18/25 Over the next year and a half, RevOS (later stylised as REVOS) onboarded BattRE as a client, raised a seed round from investors like ITI Growth Opportunities Fund and Xseed Partners, and moved into their first office in January of 2019 as a team of ten.
19/25 REVOS was on a path to profitability, and probably would have gotten there if the COVID-19 hadn’t indiscriminately brought India and China’s vehicle industries to a grinding halt. In the absence of revenue, REVOS began building something new: charging infrastructure.

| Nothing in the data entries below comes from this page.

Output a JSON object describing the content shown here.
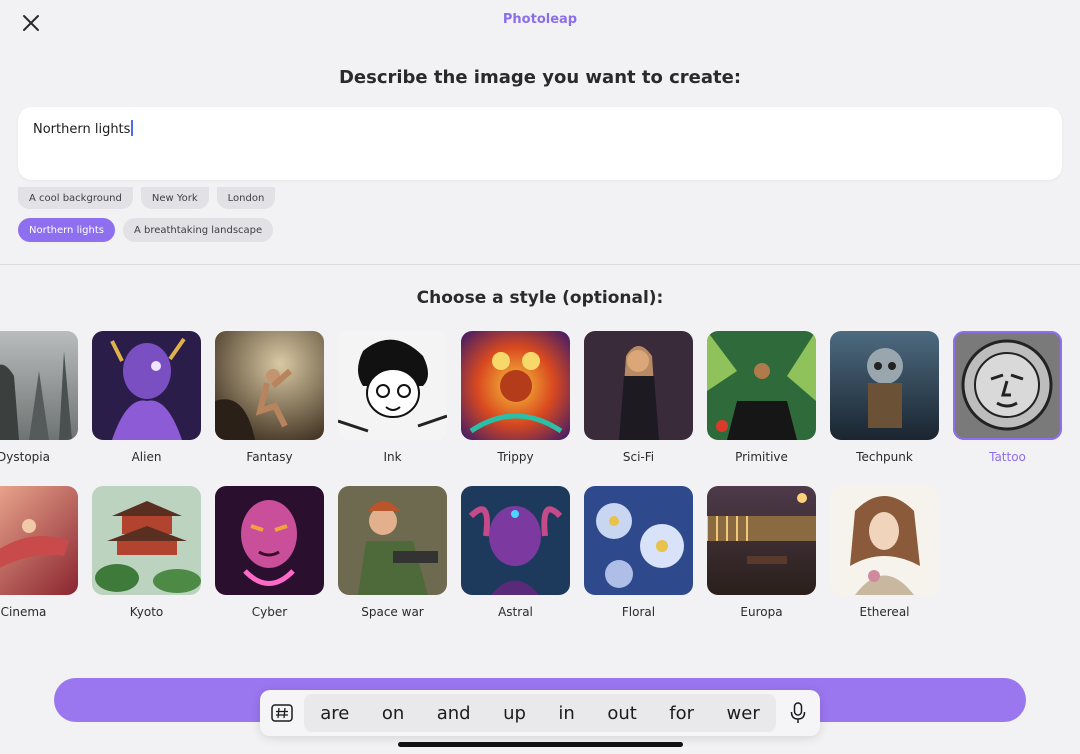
{
  "header": {
    "app_title": "Photoleap",
    "prompt_heading": "Describe the image you want to create:"
  },
  "prompt": {
    "value": "Northern lights"
  },
  "suggestions": {
    "row1": [
      "A cool background",
      "New York",
      "London"
    ],
    "row2": [
      "Northern lights",
      "A breathtaking landscape"
    ],
    "active": "Northern lights"
  },
  "styles": {
    "heading": "Choose a style (optional):",
    "selected": "Tattoo",
    "row1": [
      "Dystopia",
      "Alien",
      "Fantasy",
      "Ink",
      "Trippy",
      "Sci-Fi",
      "Primitive",
      "Techpunk",
      "Tattoo"
    ],
    "row2": [
      "Cinema",
      "Kyoto",
      "Cyber",
      "Space war",
      "Astral",
      "Floral",
      "Europa",
      "Ethereal"
    ]
  },
  "keyboard": {
    "suggestions": [
      "are",
      "on",
      "and",
      "up",
      "in",
      "out",
      "for",
      "wer"
    ]
  },
  "colors": {
    "accent": "#8e6ff0",
    "generate_button": "#9a76ef",
    "background": "#f2f2f4"
  },
  "icons": {
    "close": "close-icon",
    "keyboard_hashtag": "hashtag-icon",
    "dictation": "microphone-icon"
  }
}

20/25 Existing IoT-enabled charge points in India were prohibitively expensive: ₹18,000 for a 15A socket. Using their expertise in building low-cost smart devices, the REVOS team created an ultra-affordable smart peer-to-peer charge point in the span of a month.
21/25 Within the span of a few months, this charging network consisted of 500 charge points across India. These sockets cost just ₹1,500, a 12X reduction from the next cheapest IoT-enabled option. By September of 2021, this network had grown by 10X to 5,000+ charge points.
22/25 Impressed by this growth, Prime Venture Partners and Union Square Ventures invested $4M into the startup's Series A round, allowing RevOS (now rebranded to Bolt Earth) to initiate an ambitious experiment: The ₹1 Campaign, where they sold charge points for ₹1.
23/25 The network effects that this campaign set in motion accelerated Bolt Earth’s growth significantly: today they have 30,000+ charge points across 1,100+ cities in India, making their EV charging network the largest in the country.
24/25 In October of 2023, Bolt Earth raised a $20M Series B, ensuring that they are perfectly positioned to capitalise on the rapid growth in EV adoption in India as an infrastructure provider. They’re selling shovels during a gold rush.